Rather than solving for the roots of the characteristic equation directly, we instead solve the characteristic equation iteratively (my sentences). "This can be accomplished my applying the secant method. Two intitial approximations of $\lambda$ are assumed, $\lambda_0$ and $\lambda_1$, the corresponding values of the cahracteristic determinant are computed, and these results are used to construct a linear relationship between $\lambda$ and the value of the characteristic determinant.
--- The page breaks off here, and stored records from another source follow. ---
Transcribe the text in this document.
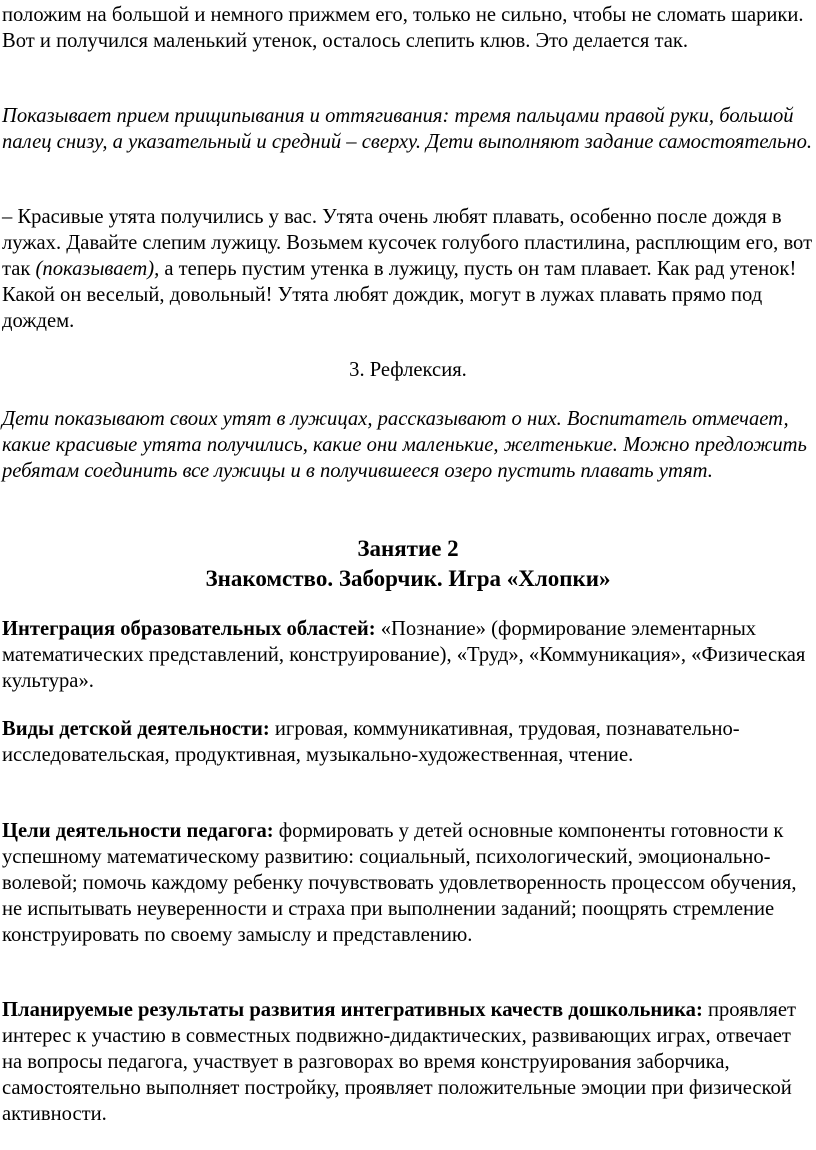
положим на большой и немного прижмем его, только не сильно, чтобы не сломать шарики. Вот и получился маленький утенок, осталось слепить клюв. Это делается так.

Показывает прием прищипывания и оттягивания: тремя пальцами правой руки, большой палец снизу, а указательный и средний – сверху. Дети выполняют задание самостоятельно.

– Красивые утята получились у вас. Утята очень любят плавать, особенно после дождя в лужах. Давайте слепим лужицу. Возьмем кусочек голубого пластилина, расплющим его, вот так (показывает), а теперь пустим утенка в лужицу, пусть он там плавает. Как рад утенок! Какой он веселый, довольный! Утята любят дождик, могут в лужах плавать прямо под дождем.

3. Рефлексия.

Дети показывают своих утят в лужицах, рассказывают о них. Воспитатель отмечает, какие красивые утята получились, какие они маленькие, желтенькие. Можно предложить ребятам соединить все лужицы и в получившееся озеро пустить плавать утят.

Занятие 2
Знакомство. Заборчик. Игра «Хлопки»

Интеграция образовательных областей: «Познание» (формирование элементарных математических представлений, конструирование), «Труд», «Коммуникация», «Физическая культура».

Виды детской деятельности: игровая, коммуникативная, трудовая, познавательно-исследовательская, продуктивная, музыкально-художественная, чтение.

Цели деятельности педагога: формировать у детей основные компоненты готовности к успешному математическому развитию: социальный, психологический, эмоционально-волевой; помочь каждому ребенку почувствовать удовлетворенность процессом обучения, не испытывать неуверенности и страха при выполнении заданий; поощрять стремление конструировать по своему замыслу и представлению.

Планируемые результаты развития интегративных качеств дошкольника: проявляет интерес к участию в совместных подвижно-дидактических, развивающих играх, отвечает на вопросы педагога, участвует в разговорах во время конструирования заборчика, самостоятельно выполняет постройку, проявляет положительные эмоции при физической активности.
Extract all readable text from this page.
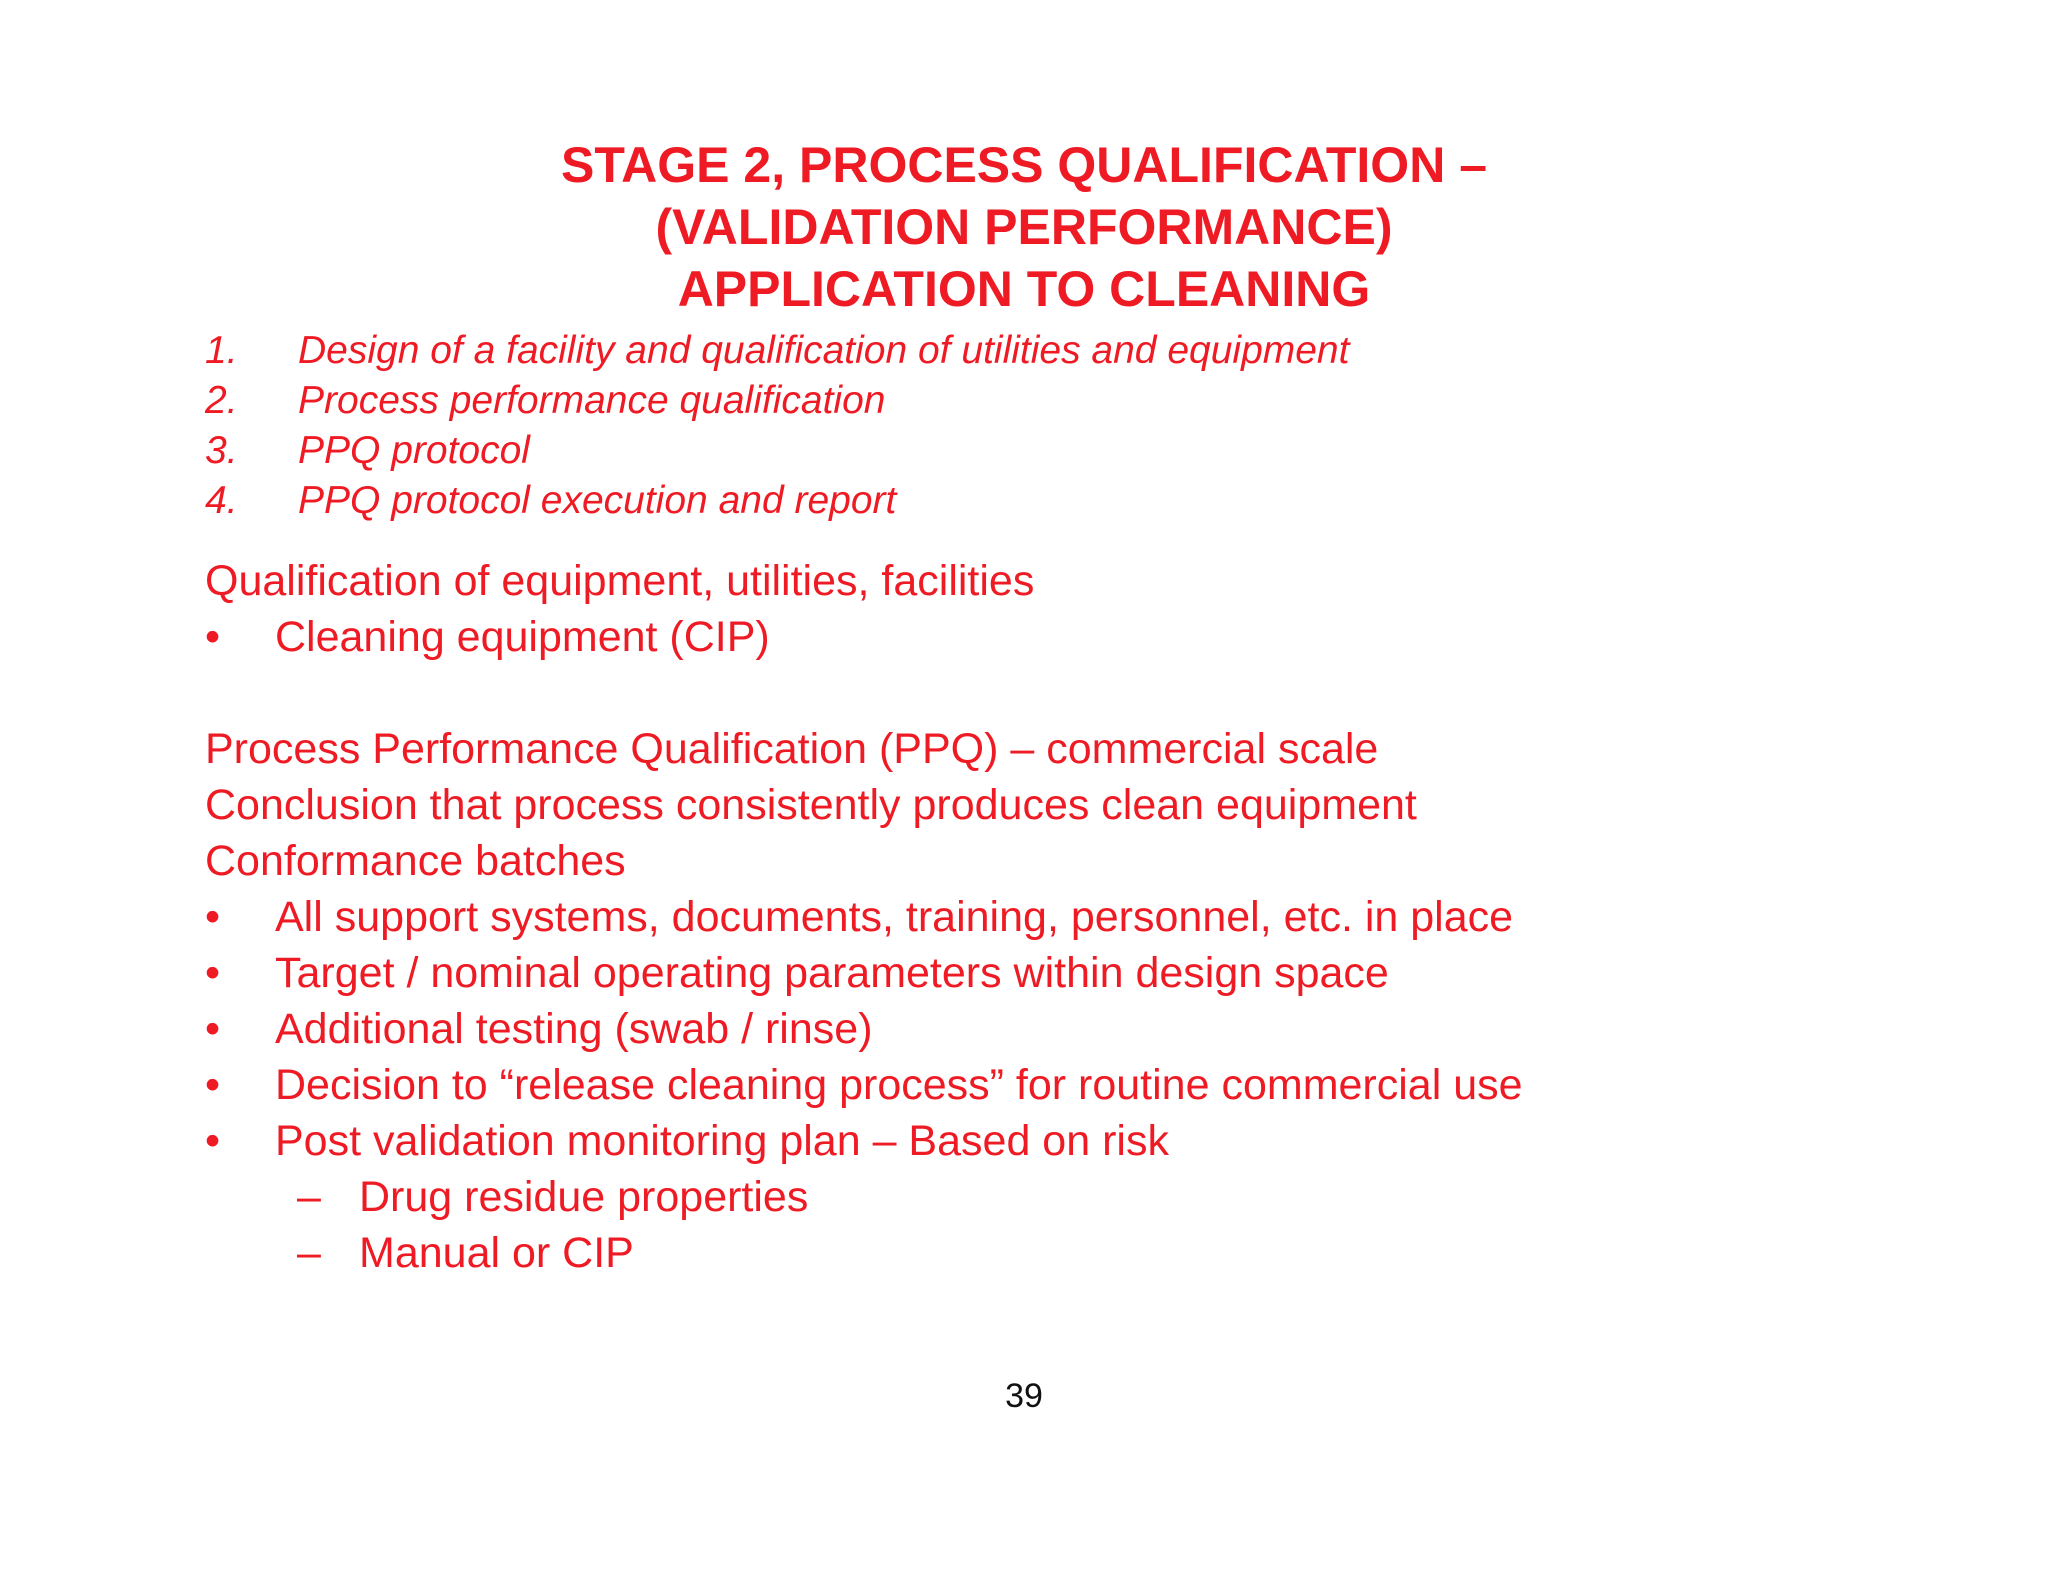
STAGE 2, PROCESS QUALIFICATION –
(VALIDATION PERFORMANCE)
APPLICATION TO CLEANING
1.	Design of a facility and qualification of utilities and equipment
2.	Process performance qualification
3.	PPQ protocol
4.	PPQ protocol execution and report
Qualification of equipment, utilities, facilities
•	Cleaning equipment (CIP)
Process Performance Qualification (PPQ) – commercial scale
Conclusion that process consistently produces clean equipment
Conformance batches
•	All support systems, documents, training, personnel, etc. in place
•	Target / nominal operating parameters within design space
•	Additional testing (swab / rinse)
•	Decision to “release cleaning process” for routine commercial use
•	Post validation monitoring plan – Based on risk
– Drug residue properties
– Manual or CIP
39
The solution of that linear relationship is taken as the next approximation to $\lambda$, and the procedure is repeated to convergence

In [27]:
def direct_method(A, guess_1, guess_2):
    if(abs(guess_2 - guess_1)< 1e-5):
        return guess_2
    else:
        n = A.shape[0]
        f_1 = det(A - eye(n)*guess_1)
        f_2 = det(A - eye(n)*guess_2)
        slope = (f_2 - f_1)/(guess_2 - guess_1)
        guess_3 = guess_2 - f_2/slope
        return direct_method(A, guess_2, guess_3)
    
    
direct_method(A,15, 13)

13.870585123309459

From http://www.math.tamu.edu/~dallen/linear_algebra/chpt5.pdf

###Finding Nondominant Eigenvalues

Once the dominant eigenpair $(\lambda_1, V_1)$ of $A$ has been computed, we may wish to compute $\lambda_2$. If $A$ is symmetric, it can be proved that if $U_1 = V_1 / |V_1|$, then

$$A^{(2)} = A - \lambda_1 U_1 U_1^T$$

has eigenvalues $0, \lambda_2, \lambda_3, ..., \lambda_n$ 

In [36]:
A = array([[2,-1,-1,0,0,0],[-1,2,-1,0,0,0],[-1,-1,3,-1,0,0],[0,0,-1,3,-1,-1],[0,0,0,-1,2,-1],[0,0,0,-1,-1,2]])
print(sort(eig(A)[0]))

def hoffman_power(A):
    n = A.shape[0]
    x = zeros(n)
    x[0] = 1
    lmda = 0
    for i in range(40):
        last = lmda
        y = dot(A,x)
        lmda = y[0]
        x = y/lmda
    error = last - lmda    
    return (lmda, x, abs(error))    

max_e_value = hoffman_power(A)[0]
print(max_e_value)

#now we shift
A_1 = A - max_e_value*eye(6)

#and then, we know that there is an eigenvalue with -max_e_value and all 1's eigenvector
A_2 = A_1 + max_e_value*outer(ones(6),ones(6))/6

#and then we can calculate the second smallest eigenvalue easily: 
hoffman_power(A_2)[0]+max_e_value

[  4.66449861e-17   4.38447187e-01   3.00000000e+00   3.00000000e+00
   3.00000000e+00   4.56155281e+00]
4.56155067632


0.43844718719117015

In [40]:
e,v = eig(A)
print(e[3])
v[:,3]

0.438447187191


array([ 0.46470513,  0.46470513,  0.26095647, -0.26095647, -0.46470513,
       -0.46470513])

In [45]:
hoffman_power(A_2)[1]*0.4647

array([ 0.4647    ,  0.4647    ,  0.26095359, -0.26095359, -0.4647    ,
       -0.4647    ])

And finally, we see that we have successfully clustered the nodes into positive and negative nodes which constitute a cluster.